Oil Prices Hit $90 A Barrel For The First Time Since 2014

US oil prices jumped above $90 a barrel last week for the first time in more than seven years. The latest rally comes just a day after OPEC and its allies declined to aggressively ramp up production to cool off red-hot energy prices.

Crude jumped 2.2% to $90.15 a barrel in afternoon trading. That marks the first time US oil prices surpassed the $90 threshold on an intraday basis since October 2014.

Oil has surged by 37% since closing at a recent low of $65.57 a barrel on December 1 amid Omicron fears and the fallout from the US-led intervention into energy markets.

Last week, Brent crude, the world benchmark, closed above $90 a barrel for the first time since October 2014.

OPEC+, led by Saudi Arabia and Russia, announced Wednesday it will stick to its previously telegraphed plan to increase production by 400,000 barrels per day.
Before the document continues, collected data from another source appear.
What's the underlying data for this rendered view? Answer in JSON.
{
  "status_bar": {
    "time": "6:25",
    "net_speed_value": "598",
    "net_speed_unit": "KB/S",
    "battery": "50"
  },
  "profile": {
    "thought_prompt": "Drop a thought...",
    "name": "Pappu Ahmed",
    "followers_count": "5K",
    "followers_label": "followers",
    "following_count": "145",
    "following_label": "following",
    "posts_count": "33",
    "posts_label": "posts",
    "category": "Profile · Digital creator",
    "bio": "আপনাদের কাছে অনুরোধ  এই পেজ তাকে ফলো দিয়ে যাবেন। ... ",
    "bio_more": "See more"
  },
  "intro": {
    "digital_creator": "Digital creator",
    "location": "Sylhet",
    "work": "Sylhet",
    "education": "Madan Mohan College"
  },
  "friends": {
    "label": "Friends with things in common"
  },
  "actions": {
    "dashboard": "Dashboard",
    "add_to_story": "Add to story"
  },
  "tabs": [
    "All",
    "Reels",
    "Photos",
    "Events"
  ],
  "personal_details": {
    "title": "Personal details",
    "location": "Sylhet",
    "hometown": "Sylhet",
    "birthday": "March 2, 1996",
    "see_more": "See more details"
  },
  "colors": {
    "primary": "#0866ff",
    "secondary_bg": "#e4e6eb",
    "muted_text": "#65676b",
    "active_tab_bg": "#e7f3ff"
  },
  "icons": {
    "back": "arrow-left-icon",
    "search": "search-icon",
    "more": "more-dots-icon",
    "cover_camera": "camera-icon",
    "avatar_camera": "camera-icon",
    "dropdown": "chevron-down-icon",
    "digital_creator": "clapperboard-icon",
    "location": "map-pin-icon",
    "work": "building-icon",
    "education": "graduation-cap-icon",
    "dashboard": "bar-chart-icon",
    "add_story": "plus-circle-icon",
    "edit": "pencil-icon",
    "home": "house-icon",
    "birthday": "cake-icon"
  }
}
That’s despite the fact that some on Wall Street suggested OPEC+ could boost production more substantially to meet demand.

“OPEC+ opted to hold its shortest meeting on record and rubber-stamped the 400 kb/d monthly increase, sticking with a hands-off the wheel management approach despite global inflationary fears,” RBC Capital Markets strategists wrote in a note to clients Thursday.